At Humberside Airport we operate an aircraft noise monitoring system. We have 2 noise monitors. The first monitor is located near the village of Kirmington, 1000 metres from the runway threshold. The second is a mobile monitor, which we use to check noise levels in local villages. We publish regular noise reports from the monitors which are available for download.
For further information on our noise monitoring system, or any aspect of environmental policy please contact us using email@example.com
If you would like to register an Aircraft noise complaint please download our form and once completed either email it to us or post to: Noise Monitoring, Humberside Airport, Grimsby Road, Kirmington, North Lincolnshire DN39 6YH
Further information on aircraft types can be found at www.aircraft-charter-world.com/aircraft_types.htm
We know that aircraft noise measurement can sometimes appear a complex subject. Within the reports that are available to download here, there are two basic types of noise metrics used; those that describe the noise associated with a single aircraft over-flight; and those that reflect a cumulative exposure to a number of flights, over a period of time.

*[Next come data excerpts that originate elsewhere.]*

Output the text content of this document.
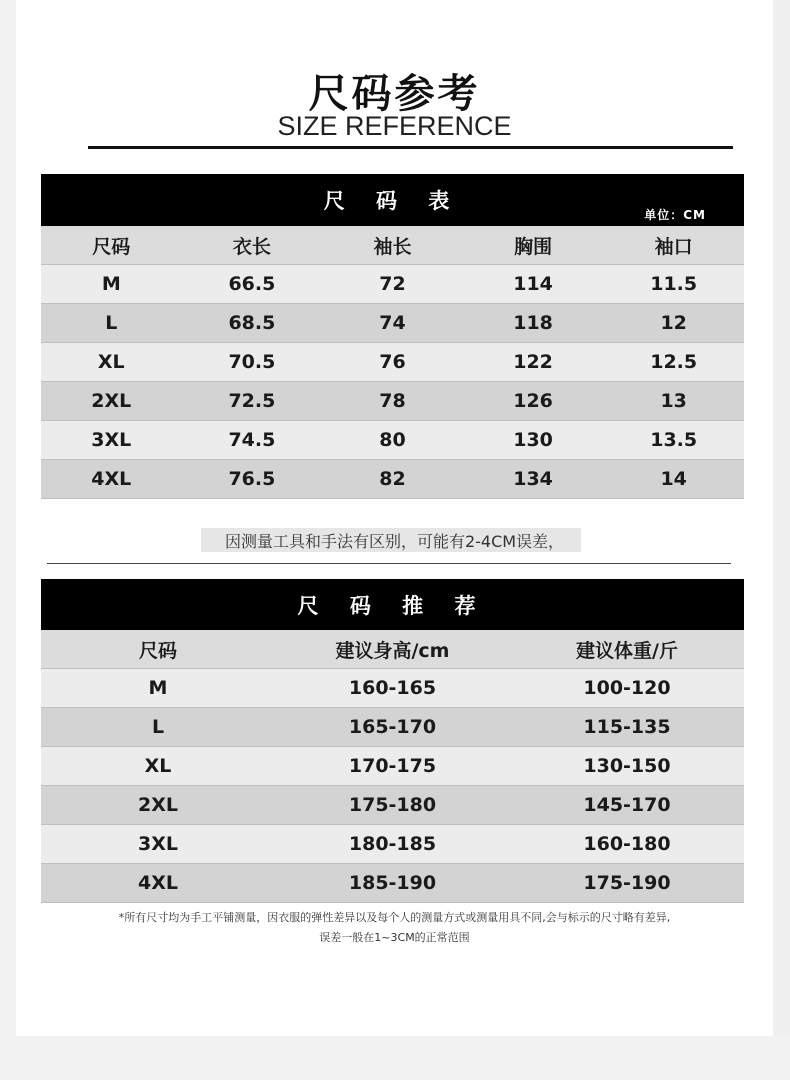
尺码参考
SIZE REFERENCE
尺 码 表
单位：CM
尺码	衣长	袖长	胸围	袖口
M	66.5	72	114	11.5
L	68.5	74	118	12
XL	70.5	76	122	12.5
2XL	72.5	78	126	13
3XL	74.5	80	130	13.5
4XL	76.5	82	134	14
因测量工具和手法有区别，可能有2-4CM误差，
尺 码 推 荐
尺码	建议身高/cm	建议体重/斤
M	160-165	100-120
L	165-170	115-135
XL	170-175	130-150
2XL	175-180	145-170
3XL	180-185	160-180
4XL	185-190	175-190
*所有尺寸均为手工平铺测量，因衣服的弹性差异以及每个人的测量方式或测量用具不同,会与标示的尺寸略有差异,
误差一般在1~3CM的正常范围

Lmax is the maximum sound level recorded during an individual aircraft ‘event’. The Lmax levels generated by each aircraft as it lands or takes-off have been ranked and details of the 30 noisiest arrivals and departures are reported here.
The equivalent continuous sound level (Leq) represents the average sound energy occurring over a specific period of time. Typically these will be hourly, Daytime (7.00am – 11.00pm), Night-time (11.00pm – 7.00am) or 24-hour.

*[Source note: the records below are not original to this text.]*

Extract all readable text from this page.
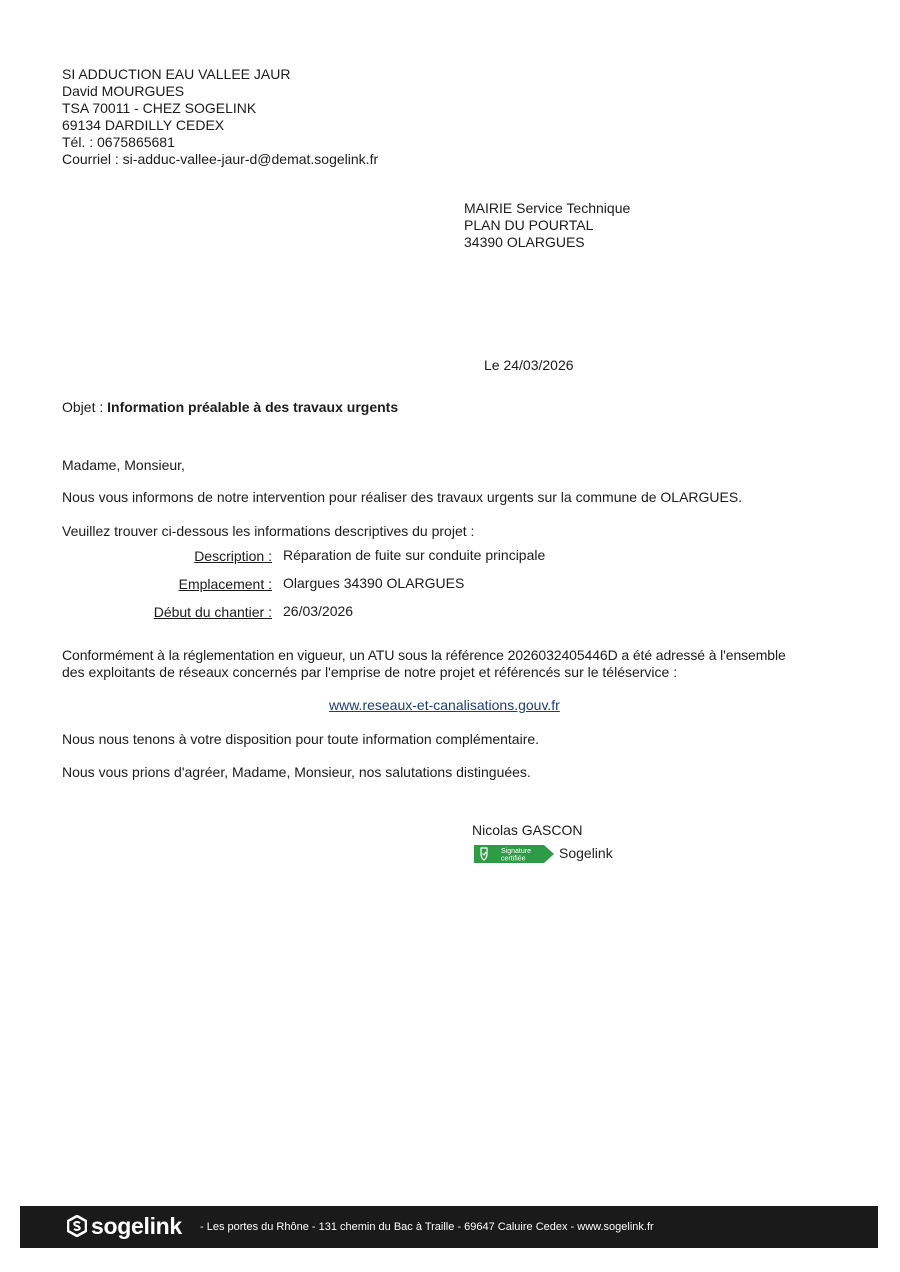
SI ADDUCTION EAU VALLEE JAUR
David MOURGUES
TSA 70011 - CHEZ SOGELINK
69134 DARDILLY CEDEX
Tél. : 0675865681
Courriel : si-adduc-vallee-jaur-d@demat.sogelink.fr
MAIRIE Service Technique
PLAN DU POURTAL
34390 OLARGUES
Le 24/03/2026
Objet : Information préalable à des travaux urgents
Madame, Monsieur,
Nous vous informons de notre intervention pour réaliser des travaux urgents sur la commune de OLARGUES.
Veuillez trouver ci-dessous les informations descriptives du projet :
Description : Réparation de fuite sur conduite principale
Emplacement : Olargues 34390 OLARGUES
Début du chantier : 26/03/2026
Conformément à la réglementation en vigueur, un ATU sous la référence 2026032405446D a été adressé à l'ensemble
des exploitants de réseaux concernés par l'emprise de notre projet et référencés sur le téléservice :
www.reseaux-et-canalisations.gouv.fr
Nous nous tenons à votre disposition pour toute information complémentaire.
Nous vous prions d'agréer, Madame, Monsieur, nos salutations distinguées.
Nicolas GASCON
Signature
certifiée Sogelink
sogelink - Les portes du Rhône - 131 chemin du Bac à Traille - 69647 Caluire Cedex - www.sogelink.fr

The A-weighted decibel is designed to reflect the response of the human ear to sound.
Planning Policy Guidance 24
In England, Planning Policy Guidance 24 (PPG24) gives local authorities guidance on how they can use their planning powers to reduce the effects of noise. It sets out what should be taken into account when considering planning applications for developments that could be effected by noise and those that could generate noise.
When assessing an application for a development near a source of noise, local planning authorities must decide which of the four ‘noise exposure categories’ (NECs) the proposed site falls into. The categories range from ‘A’ where noise does not need to be considered when considering an application for planning permission through to ‘D’ where planning permission should normally be refused.